Antigone has the opposite viewpoint of Ismene as to rather or not to defy Creon. "You would bury him when it is forbidden to Thebes" (Sophocles, 83). If every women in Thebes were to be like Ismene, and most of them are, then nobody would stand up for what they believe in. For Antigone, death was a small price to pay for what she believed in.

Antigone takes on masculine traits in her defiance of Creon. She shows a defiance of Creon's laws in burying Polynices and as a direct verbal assault on Creon himself. "But for it Creon deemed me guilty of error and of outrage" (Sophocles, 101). Creon becomes angry that a woman questions his sovereignty and condemns her to death even though she was the daughter of his sister, Jocasta. "Creon characterizes Antigone's burial of Polyneices as a masculine assertion of independence" (Droege Paragraph 2). "What man alive has dared this deed?" (Sophocles, 87) he immediately yells out after the guard tells him someone has attempted to bury Polyneices. Creon believes that if he does not follow through on his word the people of Thebes will not respect his authority as king. Creon is devoted to his laws, while Antigone is loyal to her beliefs. Antigone as a woman

acting out of obligation and duty, to the gods, her family and her conscience is the exemplum for her society.

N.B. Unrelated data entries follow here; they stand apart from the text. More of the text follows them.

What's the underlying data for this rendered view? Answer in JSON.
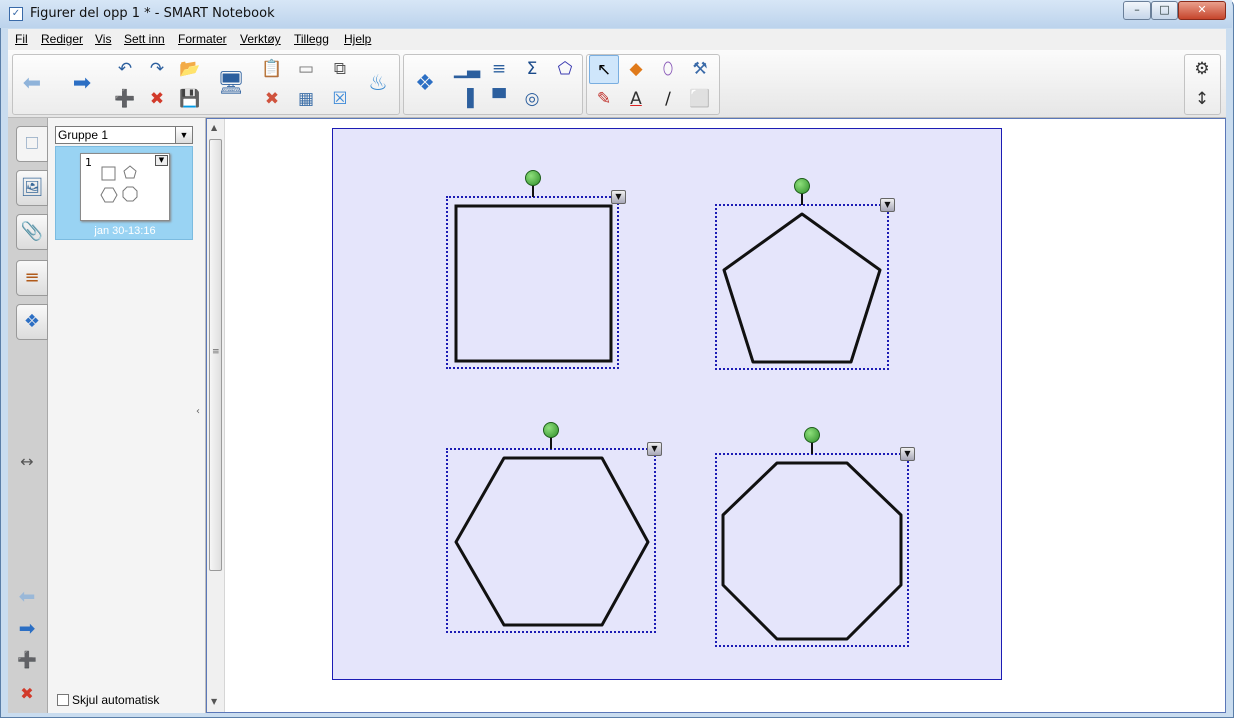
{
  "window": {
    "title": "Figurer del opp 1 * - SMART Notebook",
    "min": "–",
    "max": "□",
    "close": "✕"
  },
  "menu": [
    "Fil",
    "Rediger",
    "Vis",
    "Sett inn",
    "Formater",
    "Verktøy",
    "Tillegg",
    "Hjelp"
  ],
  "toolbar": {
    "back": "⬅",
    "forward": "➡",
    "undo": "↶",
    "redo": "↷",
    "open": "📂",
    "new_page": "➕",
    "delete_page": "✖",
    "save": "💾",
    "screen": "🖥",
    "paste": "📋",
    "screenshade": "▭",
    "capture": "⧉",
    "delete": "✖",
    "table": "▦",
    "fullscreen": "☒",
    "response": "♨",
    "addon": "❖",
    "math1": "▁▃",
    "math2": "≡",
    "sum": "Σ",
    "geo": "⬠",
    "align_left": "▐",
    "align_top": "▀",
    "measure": "◎",
    "select": "↖",
    "shapes": "◆",
    "eraser_shape": "⬯",
    "fill": "⚒",
    "pens": "✎",
    "text": "A",
    "line": "∕",
    "eraser": "⬜",
    "settings": "⚙",
    "move_toolbar": "↕"
  },
  "sidebar": {
    "tabs": [
      "🗆",
      "🖼",
      "📎",
      "≡",
      "❖"
    ],
    "move_icon": "↔",
    "prev": "⬅",
    "next": "➡",
    "add_page": "➕",
    "delete_page": "✖"
  },
  "sorter": {
    "group": "Gruppe 1",
    "dropdown_arrow": "▼",
    "page_number": "1",
    "page_date": "jan 30-13:16",
    "autohide_label": "Skjul automatisk"
  },
  "canvas": {
    "shape_menu_arrow": "▼",
    "shapes": [
      "square",
      "pentagon",
      "hexagon",
      "octagon"
    ]
  }
}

"Creon, a domineering ruler, reveals particular hostility in his relations with the opposite sex" (Pomeroy, 83). Creon himself says that the need to defeat her is all the more pressing because since she is a woman her rebellion upsets gender roles and hierarchy. By refusing to be passive, she overturns one of the fundamental rules of her culture. Women were subjugated and supposed to be silent spectators to the world around them as men's, such as Creon's, search for power fuels there desire to put women down to lessen the possibility of a threat. Antigone is a woman who firmly believed in humanly burying a dead body and whose actions changed the course of Thebian history.

Not only does Antigone defy Creon's tyrant rule but she also defies her kin. Antigone doesn't look at it as if she is the niece of a powerful ruler and she has to set an example for others. She looks at it as though Creon is her uncle and her ruler and that fact doesn't affect her. It seems that for Creon, it isn't even a moral problem to sentence her to death by stoning. It is his obligation as ruler to punish a citizen of Thebes for something that they have done against his wishes. He doesn't even take into consideration that not only is she a woman she is also his niece. "When Antigone disagrees with the law in such a public manner and places herself as the spokesperson for a dissenting constituency, she is threatening Creon with her assumption of public responsibility" (Droege, Paragraph 2)

Antigone in Sophocles' Antigone demonstrates masculine traits in several

ways. She challenges a powerful male establishment headed by her own uncle. Not only does she challenge a family member, Creon is the King of Thebes. Antigone did not run from her death sentence suggest an inherent bravery and obstinacy which the chorus recognizes before her departure to her death. Creon demonstrates through his tyrant rule, the sexist male viewpoint of the ancient Greek world.